O Petrocaribe foi o mecanismo por meio do qual a Venezuela forneceu petróleo ao Haiti e a outros países caribenhos e da América Central a preços reduzidos e em condições de crédito favoráveis durante anos. Em troca, essas nações apoiaram as posições de Caracas em organismos internacionais.

Os protestos paralisaram a capital haitiana e provocaram um aumento generalizado da violência. As ruas, normalmente colapsadas pelo tráfego, estavam vazias nesta segunda-feira depois do fechamento de escolas, lojas e escritórios municipais por temor de atos de violência.

As barricadas ainda estão montadas em algumas áreas da capital e outras cidades do país, preparadas para o momento em que os manifestantes retomem as ruas para pedir a renúncia do presidente. Centenas de jovens dos bairros mais pobres da capital marcharam no final da tarde até Petionville, a zona mais rica de Porto Príncipe, jogando pedras em casas.

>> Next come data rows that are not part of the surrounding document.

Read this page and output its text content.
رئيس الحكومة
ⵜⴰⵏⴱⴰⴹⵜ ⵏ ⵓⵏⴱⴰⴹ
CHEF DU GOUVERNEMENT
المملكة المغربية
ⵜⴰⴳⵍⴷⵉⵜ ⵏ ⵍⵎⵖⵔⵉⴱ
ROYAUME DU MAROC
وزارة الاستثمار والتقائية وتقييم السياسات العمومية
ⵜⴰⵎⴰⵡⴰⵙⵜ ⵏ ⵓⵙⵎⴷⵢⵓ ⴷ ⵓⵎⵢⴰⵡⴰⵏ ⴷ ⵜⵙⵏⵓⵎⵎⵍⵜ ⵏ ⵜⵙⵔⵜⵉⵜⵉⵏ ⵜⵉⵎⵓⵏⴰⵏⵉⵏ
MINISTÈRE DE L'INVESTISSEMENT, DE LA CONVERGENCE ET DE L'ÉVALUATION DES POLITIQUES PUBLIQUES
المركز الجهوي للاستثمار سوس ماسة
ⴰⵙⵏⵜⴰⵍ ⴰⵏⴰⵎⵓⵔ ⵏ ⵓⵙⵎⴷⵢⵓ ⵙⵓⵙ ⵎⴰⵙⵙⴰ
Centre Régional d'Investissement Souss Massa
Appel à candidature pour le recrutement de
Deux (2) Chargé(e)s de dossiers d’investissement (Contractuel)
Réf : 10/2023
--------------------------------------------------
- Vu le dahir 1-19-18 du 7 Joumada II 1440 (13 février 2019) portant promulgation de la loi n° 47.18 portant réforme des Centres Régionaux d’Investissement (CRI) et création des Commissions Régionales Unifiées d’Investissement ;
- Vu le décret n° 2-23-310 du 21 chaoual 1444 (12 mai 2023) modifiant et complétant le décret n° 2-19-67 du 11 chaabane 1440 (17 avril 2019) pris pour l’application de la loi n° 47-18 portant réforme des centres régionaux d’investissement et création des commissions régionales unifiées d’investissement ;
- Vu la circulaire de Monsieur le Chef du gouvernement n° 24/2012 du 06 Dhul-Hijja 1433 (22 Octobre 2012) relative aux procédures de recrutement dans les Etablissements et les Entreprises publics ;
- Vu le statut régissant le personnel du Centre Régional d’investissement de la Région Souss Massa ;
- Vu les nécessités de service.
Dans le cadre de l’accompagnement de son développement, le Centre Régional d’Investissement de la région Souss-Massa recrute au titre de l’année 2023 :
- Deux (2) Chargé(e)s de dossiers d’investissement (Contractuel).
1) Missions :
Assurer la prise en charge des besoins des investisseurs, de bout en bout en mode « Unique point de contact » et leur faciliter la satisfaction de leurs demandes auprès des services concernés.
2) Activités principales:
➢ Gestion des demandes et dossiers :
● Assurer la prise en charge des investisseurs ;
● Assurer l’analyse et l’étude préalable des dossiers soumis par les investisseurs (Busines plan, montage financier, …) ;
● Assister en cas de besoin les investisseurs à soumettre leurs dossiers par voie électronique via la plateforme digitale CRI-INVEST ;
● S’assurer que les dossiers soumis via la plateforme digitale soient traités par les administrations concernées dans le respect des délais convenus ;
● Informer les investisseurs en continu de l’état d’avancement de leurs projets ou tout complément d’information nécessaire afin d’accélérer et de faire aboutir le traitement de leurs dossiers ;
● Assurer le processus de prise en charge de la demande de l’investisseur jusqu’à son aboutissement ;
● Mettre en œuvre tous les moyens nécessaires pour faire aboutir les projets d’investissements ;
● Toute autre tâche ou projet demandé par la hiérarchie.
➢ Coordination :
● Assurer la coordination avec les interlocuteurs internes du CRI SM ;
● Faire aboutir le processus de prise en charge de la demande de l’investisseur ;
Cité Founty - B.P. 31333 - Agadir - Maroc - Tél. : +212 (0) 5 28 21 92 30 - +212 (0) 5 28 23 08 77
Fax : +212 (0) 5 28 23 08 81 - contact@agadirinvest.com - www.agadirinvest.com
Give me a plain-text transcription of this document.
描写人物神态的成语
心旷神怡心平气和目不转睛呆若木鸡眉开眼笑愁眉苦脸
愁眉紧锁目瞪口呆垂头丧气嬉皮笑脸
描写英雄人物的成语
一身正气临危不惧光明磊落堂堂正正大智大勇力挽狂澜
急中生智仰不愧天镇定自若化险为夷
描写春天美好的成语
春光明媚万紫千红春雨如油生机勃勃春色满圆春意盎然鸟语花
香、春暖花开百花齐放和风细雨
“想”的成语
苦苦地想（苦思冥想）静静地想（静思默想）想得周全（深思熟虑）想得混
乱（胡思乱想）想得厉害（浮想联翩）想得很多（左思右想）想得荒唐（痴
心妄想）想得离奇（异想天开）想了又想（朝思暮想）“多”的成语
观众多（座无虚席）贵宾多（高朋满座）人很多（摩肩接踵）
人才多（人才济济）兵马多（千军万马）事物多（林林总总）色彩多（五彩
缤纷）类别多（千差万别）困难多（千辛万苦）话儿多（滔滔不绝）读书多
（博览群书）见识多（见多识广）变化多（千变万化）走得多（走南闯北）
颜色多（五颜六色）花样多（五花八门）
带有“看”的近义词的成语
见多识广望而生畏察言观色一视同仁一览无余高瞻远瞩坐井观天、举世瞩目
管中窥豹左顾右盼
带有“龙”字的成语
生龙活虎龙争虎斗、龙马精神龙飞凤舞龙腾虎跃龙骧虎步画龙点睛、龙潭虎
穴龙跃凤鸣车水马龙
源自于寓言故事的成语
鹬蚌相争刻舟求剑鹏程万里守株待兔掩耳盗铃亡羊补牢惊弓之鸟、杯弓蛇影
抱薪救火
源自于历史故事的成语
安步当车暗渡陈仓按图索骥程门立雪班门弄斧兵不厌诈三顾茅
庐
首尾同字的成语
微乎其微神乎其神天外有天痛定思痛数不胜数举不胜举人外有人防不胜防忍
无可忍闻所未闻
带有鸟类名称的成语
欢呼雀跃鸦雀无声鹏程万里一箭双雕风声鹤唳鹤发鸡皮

A polícia lançou gás lacrimogêneo para deter a marcha. Também frustrou uma tentativa de ataque a um banco, durante a manifestação, arrastando vários suspeitos cobertos de sangue. Pelo menos cinco pessoas foram presas.

Desde que a oposição organizou manifestações generalizadas, na semana passada, quando completaram dois anos da presidência de Moise, surgiram protestos espontâneos em centros urbanos. Mas, em algumas localidades, atos de violência isolados foram registrados, gerando um clima de medo e intimidação em paralelo com os protestos opositores.